Yesterday, the Herald wasn’t allowed full access to President Obama, as he stopped in Boston to raise money for the 2012 election. The White House said that only one local media outlet got to be the so-called pool reporter, the one that goes everywhere that the President publicly goes, and the Globe had already secured the pool reporter slot. But the White House also offered another reason to snub the Herald: It didn’t like the paper’s cover on March 8. Back then, the Herald ran a cover shot of Obama under the headline, “Why He’s Failing: And how to get it right.” The prescriptive end of it alluded to an op-ed inside, about job creation, written by one Mitt Romney. Two months later, the White House was effectively arguing, You used your cover to slam the President; therefore you will not have full access to him.
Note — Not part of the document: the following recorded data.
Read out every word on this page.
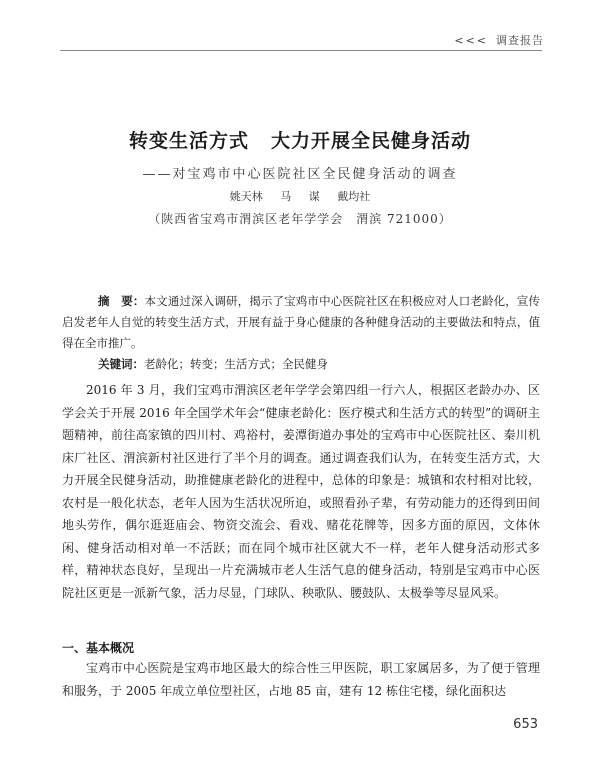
<<< 调查报告
转变生活方式 大力开展全民健身活动
——对宝鸡市中心医院社区全民健身活动的调查
姚天林 马 谋 戴均社
（陕西省宝鸡市渭滨区老年学学会　渭滨 721000）
摘　要：本文通过深入调研，揭示了宝鸡市中心医院社区在积极应对人口老龄化，宣传启发老年人自觉的转变生活方式，开展有益于身心健康的各种健身活动的主要做法和特点，值得在全市推广。
关键词：老龄化；转变；生活方式；全民健身

2016 年 3 月，我们宝鸡市渭滨区老年学学会第四组一行六人，根据区老龄办办、区学会关于开展 2016 年全国学术年会“健康老龄化：医疗模式和生活方式的转型”的调研主题精神，前往高家镇的四川村、鸡裕村，姜潭街道办事处的宝鸡市中心医院社区、秦川机床厂社区、渭滨新村社区进行了半个月的调查。通过调查我们认为，在转变生活方式，大力开展全民健身活动，助推健康老龄化的进程中，总体的印象是：城镇和农村相对比较，农村是一般化状态，老年人因为生活状况所迫，或照看孙子辈，有劳动能力的还得到田间地头劳作，偶尔逛逛庙会、物资交流会、看戏、赌花花牌等，因多方面的原因，文体休闲、健身活动相对单一不活跃；而在同个城市社区就大不一样，老年人健身活动形式多样，精神状态良好，呈现出一片充满城市老人生活气息的健身活动，特别是宝鸡市中心医院社区更是一派新气象，活力尽显，门球队、秧歌队、腰鼓队、太极拳等尽显风采。

一、基本概况

宝鸡市中心医院是宝鸡市地区最大的综合性三甲医院，职工家属居多，为了便于管理和服务，于 2005 年成立单位型社区，占地 85 亩，建有 12 栋住宅楼，绿化面积达

653
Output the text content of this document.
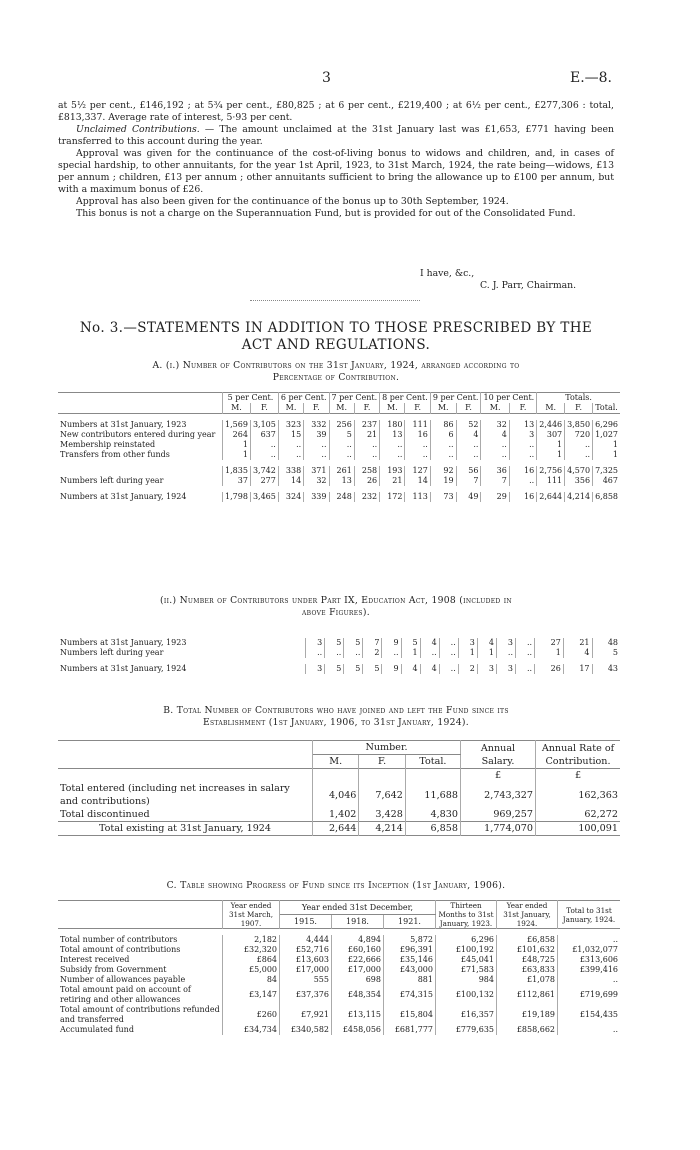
3	E.—8.

at 5½ per cent., £146,192 ; at 5¾ per cent., £80,825 ; at 6 per cent., £219,400 ; at 6½ per cent., £277,306 : total, £813,337. Average rate of interest, 5·93 per cent.

Unclaimed Contributions. — The amount unclaimed at the 31st January last was £1,653, £771 having been transferred to this account during the year.

Approval was given for the continuance of the cost-of-living bonus to widows and children, and, in cases of special hardship, to other annuitants, for the year 1st April, 1923, to 31st March, 1924, the rate being—widows, £13 per annum ; children, £13 per annum ; other annuitants sufficient to bring the allowance up to £100 per annum, but with a maximum bonus of £26.

Approval has also been given for the continuance of the bonus up to 30th September, 1924.

This bonus is not a charge on the Superannuation Fund, but is provided for out of the Consolidated Fund.

I have, &c.,
C. J. Parr, Chairman.
No. 3.—STATEMENTS IN ADDITION TO THOSE PRESCRIBED BY THE
ACT AND REGULATIONS.
A. (i.) Number of Contributors on the 31st January, 1924, arranged according to
Percentage of Contribution.
	5 per Cent.		6 per Cent.		7 per Cent.		8 per Cent.		9 per Cent.		10 per Cent.		Totals.		
	M.	F.	M.	F.	M.	F.	M.	F.	M.	F.	M.	F.	M.	F.	Total.

Numbers at 31st January, 1923	1,569	3,105	323	332	256	237	180	111	86	52	32	13	2,446	3,850	6,296
New contributors entered during year	264	637	15	39	5	21	13	16	6	4	4	3	307	720	1,027
Membership reinstated	1	..	..	..	..	..	..	..	..	..	..	..	1	..	1
Transfers from other funds	1	..	..	..	..	..	..	..	..	..	..	..	1	..	1

	1,835	3,742	338	371	261	258	193	127	92	56	36	16	2,756	4,570	7,325
Numbers left during year	37	277	14	32	13	26	21	14	19	7	7	..	111	356	467

Numbers at 31st January, 1924	1,798	3,465	324	339	248	232	172	113	73	49	29	16	2,644	4,214	6,858
(ii.) Number of Contributors under Part IX, Education Act, 1908 (included in
above Figures).

Numbers at 31st January, 1923	3	5	5	7	9	5	4	..	3	4	3	..	27	21	48
Numbers left during year	..	..	..	2	..	1	..	..	1	1	..	..	1	4	5

Numbers at 31st January, 1924	3	5	5	5	9	4	4	..	2	3	3	..	26	17	43
B. Total Number of Contributors who have joined and left the Fund since its
Establishment (1st January, 1906, to 31st January, 1924).
	Number.			Annual Salary.	Annual Rate of Contribution.
	M.	F.	Total.		
				£	£
Total entered (including net increases in salary and contributions)	4,046	7,642	11,688	2,743,327	162,363
Total discontinued	1,402	3,428	4,830	969,257	62,272
Total existing at 31st January, 1924	2,644	4,214	6,858	1,774,070	100,091
C. Table showing Progress of Fund since its Inception (1st January, 1906).
	Year ended 31st March, 1907.	Year ended 31st December,			Thirteen Months to 31st January, 1923.	Year ended 31st January, 1924.	Total to 31st January, 1924.
		1915.	1918.	1921.			

Total number of contributors	2,182	4,444	4,894	5,872	6,296	£6,858	..
Total amount of contributions	£32,320	£52,716	£60,160	£96,391	£100,192	£101,632	£1,032,077
Interest received	£864	£13,603	£22,666	£35,146	£45,041	£48,725	£313,606
Subsidy from Government	£5,000	£17,000	£17,000	£43,000	£71,583	£63,833	£399,416
Number of allowances payable	84	555	698	881	984	£1,078	..
Total amount paid on account of retiring and other allowances	£3,147	£37,376	£48,354	£74,315	£100,132	£112,861	£719,699
Total amount of contributions refunded and transferred	£260	£7,921	£13,115	£15,804	£16,357	£19,189	£154,435
Accumulated fund	£34,734	£340,582	£458,056	£681,777	£779,635	£858,662	..
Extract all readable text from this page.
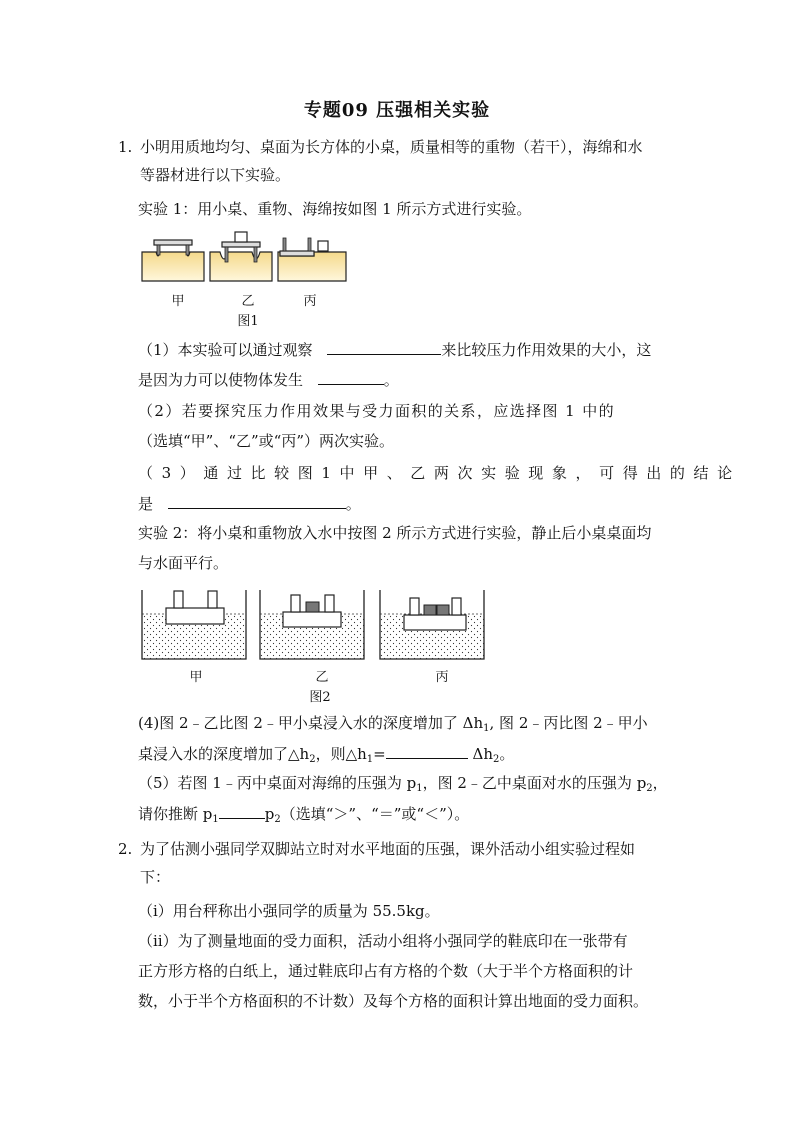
专题09 压强相关实验
1. 小明用质地均匀、桌面为长方体的小桌，质量相等的重物（若干），海绵和水
等器材进行以下实验。
实验 1：用小桌、重物、海绵按如图 1 所示方式进行实验。
甲	乙	丙
图1
（1）本实验可以通过观察	来比较压力作用效果的大小，这
是因为力可以使物体发生	。
（2）若要探究压力作用效果与受力面积的关系，应选择图 1 中的
（选填“甲”、“乙”或“丙”）两次实验。
（3）通过比较图1中甲、乙两次实验现象，可得出的结论
是	。
实验 2：将小桌和重物放入水中按图 2 所示方式进行实验，静止后小桌桌面均
与水面平行。
甲	乙	丙
图2
(4)图 2﹣乙比图 2﹣甲小桌浸入水的深度增加了 $\Delta h_1$, 图 2﹣丙比图 2﹣甲小
桌浸入水的深度增加了$\triangle h_2$，则$\triangle h_1=$	$\Delta h_2$。
（5）若图 1﹣丙中桌面对海绵的压强为 $p_1$，图 2﹣乙中桌面对水的压强为 $p_2$，
请你推断 $p_1$	$p_2$（选填“＞”、“＝”或“＜”）。
2. 为了估测小强同学双脚站立时对水平地面的压强，课外活动小组实验过程如
下：
（ⅰ）用台秤称出小强同学的质量为 55.5kg。
（ⅱ）为了测量地面的受力面积，活动小组将小强同学的鞋底印在一张带有
正方形方格的白纸上，通过鞋底印占有方格的个数（大于半个方格面积的计
数，小于半个方格面积的不计数）及每个方格的面积计算出地面的受力面积。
That’s a ridiculous stance. No, wait — it’s actually worse than ridiculous. It’s Nixonian. Trafficking in such pettiness does more to harm Obama’s campaign than whatever risk the White House hoped to mitigate by excluding the Herald. Look, the Herald does many reprehensible things: routinely runs thinly sourced and flat-out wrong stories for which it rarely apologizes; uses infomercial gimmicks as a means to sell papers; publishes Howie Carr. But excluding it from presidential coverage because of a conservative bent in its editorial pages — an ideology that, okay, creeps into the news pages, too — is stupid and exasperating, especially for a White House whose leader is a constitutional law scholar. That’s the sad thing here: Whether it’s dissing the Herald or, as the New Yorker shows this week, carrying on a draconian case against a man who should be applauded for his whistle-blowing leaks, the current administration demonstrates its propensity, time and again, to act in manners just as immature as the last one.

That’s why the Herald is right to be angry. It is — and it’s amazing to consider this — the adult in the conversation.